Woman or Girl Killed Every Other Day in Canada, Young Women at Greater Risk
A new report found that Indigenous and rural women have a much higher risk of being murdered.
Photographs of Destiny Rae Tom are placed on chairs in the hearing room at the National Inquiry into Missing and Murdered Indigenous Women and Girls, in Smithers, B.C., on Tuesday September 26, 2017. THE CANADIAN PRESS/Darryl Dyck
When women are murdered in Canada, the circumstances under which they’re killed are markedly different than for men.
Women are more likely to be killed by someone they know very well––more than half died at the hands of a partner, while 13 percent are murdered by a family member according to a report published today by the University of Guelph. Statistically, the most common place for them to be murdered is in their own home. Their deaths are more likely to involve sexual violence. And women between the ages of 25 and 34 are at increased risk.
Men, on the other hand, are most likely to be killed at the hands of a stranger or an acquaintance.
The differences are so stark that the report argues the need for a specific category for women who are killed because they are female: femicide. The lead author of the first annual report by the Canadian Femicide Observatory for Justice and Accountability, entitled “#CallItFemicide,” says looking at the prevalence and causes of these types of crimes is critical.
According to the research, 148 women and girls were killed in 133 incidents last year. Of the 140 people accused in their deaths, 91 percent are male. Although women between the ages of 25 and 34 make up 14 percent of the population, they are overrepresented as victims, accounting for 27 percent of those killed.
Lead author Myrna Dawson tells VICE that’s because this cohort is more socially active. “That’s when young women start moving out of the home and into larger society. People are getting into relationships and coming into contact with potential perpetrators more often through their activities or their relationship-building.”
Dawson highlights the fact that warning signs for this age group may be more subtle. Physical violence in a relationship is a red flag, of course. But with young people, cues like obsessive, controlling behaviour can be an indicator. Especially if it demonstrates a pattern of jealousy and stalking by a male partner, which she says young women are sometimes too quick to dismiss. “I’ve heard women say ‘oh, he texts me 60 times a day’ and sort of laugh about it. Potentially, that’s not a laughing matter. This is a sign of control over a female partner.”

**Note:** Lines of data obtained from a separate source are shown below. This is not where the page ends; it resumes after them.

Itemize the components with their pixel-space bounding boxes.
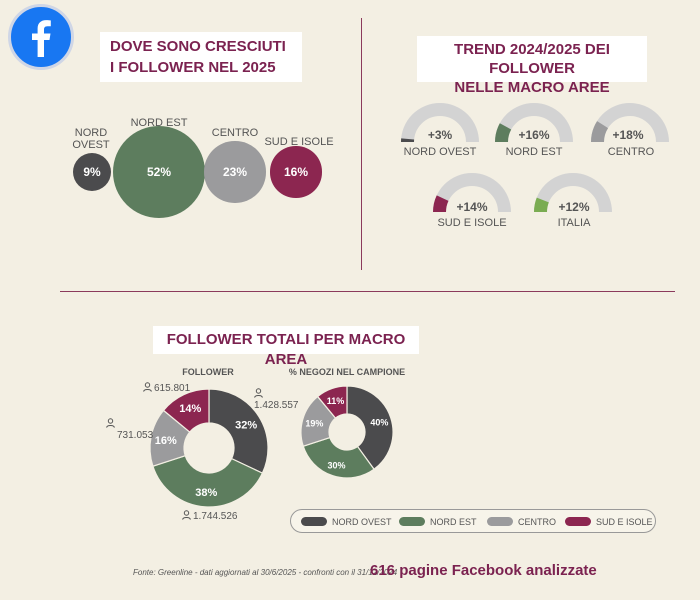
person-icon (106, 418, 115, 428)
legend-label-sud-isole: SUD E ISOLE (596, 516, 653, 527)
bubble-nord-ovest: 9% (72, 152, 112, 192)
follower-pie-title: FOLLOWER (182, 367, 234, 377)
gauge-value-nord-est: +16% (518, 128, 550, 142)
follower-count-sud-isole: 615.801 (143, 382, 190, 394)
follower-count-centro-value: 731.053 (117, 430, 154, 441)
person-icon (143, 382, 152, 392)
trend-title: TREND 2024/2025 DEI FOLLOWER NELLE MACRO… (417, 36, 647, 96)
bubble-value-nord-est: 52% (146, 165, 172, 179)
gauge-label-sud-isole: SUD E ISOLE (437, 217, 507, 229)
legend-swatch-nord-ovest (301, 517, 327, 526)
follower-count-nord-ovest: 1.428.557 (254, 388, 299, 411)
gauge-value-italia: +12% (558, 200, 590, 214)
trend-title-line1: TREND 2024/2025 DEI FOLLOWER (454, 41, 610, 77)
facebook-icon (32, 20, 51, 58)
negozi-slice-sud-isole (316, 385, 348, 419)
growth-title-line2: I FOLLOWER NEL 2025 (110, 59, 276, 76)
gauge-value-centro: +18% (612, 128, 644, 142)
horizontal-divider (60, 291, 675, 292)
pages-analyzed: 616 pagine Facebook analizzate (370, 562, 597, 579)
gauge-label-centro: CENTRO (607, 146, 655, 158)
follower-count-centro: 731.053 (106, 418, 153, 441)
gauge-value-nord-ovest: +3% (427, 128, 453, 142)
bubble-centro: 23% (204, 141, 266, 203)
donut-charts: 32% 38% 16% 14% 40% 30% 19% 11% (149, 385, 394, 508)
bubble-nord-est: 52% (113, 126, 205, 218)
bubble-sud-isole: 16% (270, 146, 322, 198)
follower-slice-nord-est (152, 454, 264, 508)
follower-count-nord-ovest-value: 1.428.557 (254, 400, 299, 411)
follower-slice-nord-ovest (208, 388, 269, 474)
negozi-label-sud-isole: 11% (327, 396, 345, 406)
follower-label-centro: 16% (155, 435, 177, 447)
follower-label-nord-ovest: 32% (235, 419, 257, 431)
growth-title: DOVE SONO CRESCIUTI I FOLLOWER NEL 2025 (100, 32, 302, 82)
follower-label-sud-isole: 14% (179, 403, 201, 415)
negozi-slice-nord-ovest (346, 385, 394, 471)
gauge-label-italia: ITALIA (557, 217, 591, 229)
growth-title-line1: DOVE SONO CRESCIUTI (110, 38, 286, 55)
negozi-label-centro: 19% (305, 419, 323, 429)
trend-title-line2: NELLE MACRO AREE (454, 79, 610, 96)
follower-slice-sud-isole (162, 388, 210, 433)
person-icon (254, 388, 263, 398)
legend-label-nord-ovest: NORD OVEST (332, 516, 392, 527)
vertical-divider (361, 18, 362, 270)
bubble-value-centro: 23% (222, 164, 247, 179)
gauge-value-sud-isole: +14% (456, 200, 488, 214)
source-note: Fonte: Greenline - dati aggiornati al 30… (133, 568, 398, 577)
bubble-label-nord-est: NORD EST (130, 117, 188, 129)
legend-item-sud-isole: SUD E ISOLE (565, 515, 653, 528)
bubble-label-sud-isole: SUD E ISOLE (264, 136, 334, 148)
legend-swatch-nord-est (399, 517, 425, 526)
gauge-label-nord-ovest: NORD OVEST (403, 146, 477, 158)
legend-label-centro: CENTRO (518, 516, 556, 527)
legend-item-centro: CENTRO (487, 515, 556, 528)
facebook-logo (8, 4, 74, 70)
negozi-slice-nord-est (302, 436, 375, 479)
legend-item-nord-ovest: NORD OVEST (301, 515, 392, 528)
follower-count-sud-isole-value: 615.801 (154, 383, 191, 394)
bubble-label-centro: CENTRO (211, 127, 259, 139)
legend-item-nord-est: NORD EST (399, 515, 477, 528)
bubble-label-nord-ovest: NORD OVEST (68, 127, 114, 151)
gauge-fill-nord-est (495, 123, 512, 143)
legend: NORD OVEST NORD EST CENTRO SUD E ISOLE (290, 509, 656, 533)
trend-gauges (400, 103, 669, 213)
bubble-label-nord-ovest-line1: NORD (74, 127, 108, 139)
legend-swatch-sud-isole (565, 517, 591, 526)
legend-label-nord-est: NORD EST (430, 516, 477, 527)
follower-count-nord-est: 1.744.526 (182, 510, 238, 522)
bubble-value-sud-isole: 16% (283, 164, 308, 179)
person-icon (182, 510, 191, 520)
follower-label-nord-est: 38% (195, 487, 217, 499)
negozi-label-nord-ovest: 40% (370, 417, 388, 427)
negozi-pie-title: % NEGOZI NEL CAMPIONE (288, 367, 406, 377)
bubble-label-nord-ovest-line2: OVEST (72, 139, 110, 151)
legend-swatch-centro (487, 517, 513, 526)
gauge-fill-italia (534, 197, 549, 213)
negozi-label-nord-est: 30% (327, 460, 345, 470)
totals-title: FOLLOWER TOTALI PER MACRO AREA (153, 326, 419, 368)
bubble-value-nord-ovest: 9% (83, 164, 101, 179)
gauge-fill-sud-isole (433, 195, 449, 213)
follower-count-nord-est-value: 1.744.526 (193, 511, 238, 522)
gauge-track-italia (534, 173, 612, 213)
gauge-track-nord-ovest (401, 103, 479, 143)
gauge-label-nord-est: NORD EST (505, 146, 563, 158)
gauge-fill-centro (591, 121, 609, 143)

Other risk factors include living in a rural area––although only 16 percent of the population lives outside of urban regions, more than a third of women killed were in rural Canada. Dawson says that support services for women are typically based on population numbers, but the stats suggest they could be re-adjusted based on need. The highest rates of murders of women and girls are in Nunavut, followed by Yukon, New Brunswick, and Manitoba.
One group in particular stands out as an outlier––Indigenous women and girls. Though they make up roughly five percent of the population, they represent 36 percent of female murders. Dawson describes the situation as “dire” for this group. “They often experience excessive violence and sexual violence both inside and outside intimate relationships. This is important because they have almost as much to fear from acquaintances and strangers which is much different than non-Indigenous women.”
The report’s title, #CallItFemicide is a nod to the #MeToo movement, which highlighted the prevalence of sexual violence against women around the world. Dawson says the misogynistic behaviour and societal structures that breed sexual assault feed into femicide. Factors like attitudes, including victim blaming and the gender pay gap, all put women at risk and make it harder for them to escape toxic relationships that can turn deadly.
The inaugural report looks back at 2018 and pieces together data from different sources. Statistics Canada, for example, can provide numbers in terms of how many women and girls were killed, but the contextual information is limited. Getting specific information about trends and stats is difficult for experts in Canada, across a variety of industries.
That’s why the researchers relied on media reports, because “newspapers were found to be more informative than official data.” Going forward, court documents will also be used to track cases as they go through the courts, with media being the primary source for situations that don’t make it into the judicial system (for example, when the perpetrator commits suicide). For these reasons, Dawson says this study is just the tip of the iceberg. Some cases remain under investigation and can’t clearly be labelled femicide––for now.